Program tersebut, kata Rendy, harus dikombinasikan dengan bantuan perlindungan sosial seperti yang sudah dijalankan selama pandemi setahun terakhir.

"Dalam satu hingga dua tahun ke depan PKH harus dilanjutkan dengan kombinasi seperti kebijakan saat pandemi. Seperti bantuan langsung tunai. Bantuan sembako juga masih perlu dilanjutkan hanya saja penyalurannya harus dievaluasi," kata Yusuf kepada Republika, Senin (15/2).
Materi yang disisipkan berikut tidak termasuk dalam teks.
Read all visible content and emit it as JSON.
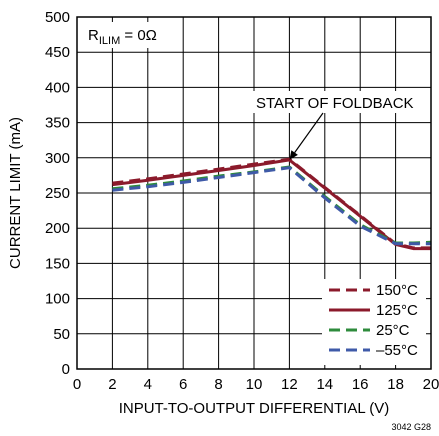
{
  "chart_data": {
    "type": "line",
    "xlabel": "INPUT-TO-OUTPUT DIFFERENTIAL (V)",
    "ylabel": "CURRENT LIMIT (mA)",
    "xlim": [
      0,
      20
    ],
    "ylim": [
      0,
      500
    ],
    "x_ticks": [
      "0",
      "2",
      "4",
      "6",
      "8",
      "10",
      "12",
      "14",
      "16",
      "18",
      "20"
    ],
    "y_ticks": [
      "0",
      "50",
      "100",
      "150",
      "200",
      "250",
      "300",
      "350",
      "400",
      "450",
      "500"
    ],
    "grid": true,
    "legend_position": "bottom-right",
    "condition": {
      "prefix": "R",
      "subscript": "ILIM",
      "suffix": " = 0Ω"
    },
    "annotation": {
      "text": "START OF FOLDBACK",
      "target": [
        12,
        297
      ]
    },
    "figure_code": "3042 G28",
    "series": [
      {
        "name": "150°C",
        "color": "#8b1a2b",
        "dash": "dash",
        "x": [
          2,
          4,
          6,
          8,
          10,
          12,
          14,
          16,
          18,
          19,
          20
        ],
        "y": [
          264,
          270,
          277,
          284,
          291,
          298,
          258,
          218,
          178,
          172,
          172
        ]
      },
      {
        "name": "125°C",
        "color": "#8b1a2b",
        "dash": "solid",
        "x": [
          2,
          4,
          6,
          8,
          10,
          12,
          14,
          16,
          18,
          19,
          20
        ],
        "y": [
          262,
          268,
          275,
          282,
          289,
          297,
          257,
          217,
          177,
          171,
          171
        ]
      },
      {
        "name": "25°C",
        "color": "#2e8b3c",
        "dash": "dash",
        "x": [
          2,
          4,
          6,
          8,
          10,
          12,
          14,
          16,
          18,
          19,
          20
        ],
        "y": [
          256,
          261,
          267,
          274,
          280,
          287,
          245,
          205,
          179,
          179,
          180
        ]
      },
      {
        "name": "–55°C",
        "color": "#3f5aa8",
        "dash": "dash",
        "x": [
          2,
          4,
          6,
          8,
          10,
          12,
          14,
          16,
          18,
          19,
          20
        ],
        "y": [
          254,
          259,
          265,
          272,
          279,
          286,
          243,
          203,
          178,
          178,
          178
        ]
      }
    ]
  }
}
Ia mengatakan, selain itu, program e-warong untuk penyaluran bantuan juga harus digencarkan lagi. Menurut dia, pada masa pemulihan saat ini, program e-warong dapat membantu pemerintah untuk menurunkan kemiskinan.

"Program e-warong bisa direvitalisasi kembali untuk mekanisme bantuan langsung tunai," ujarnya.

Yusuf pun berpendapat, meski kenaikan angka kemiskinan masih di bawah 1 persen, secara absolut kenaikan jumlah kemiskinan sebesar 2,76 juta cukup besar. Pasalnya, angka itu mengalami lonjakan ketimbang kenaikan kemiskinan terakhir yang terjadi pada 2017 lalu.

"Ini cukup dahsyat karen Covid-19 mampu menghapuskan usaha pemerintah menurunkan angka kemiskinan dari tahun 2017," ujarnya.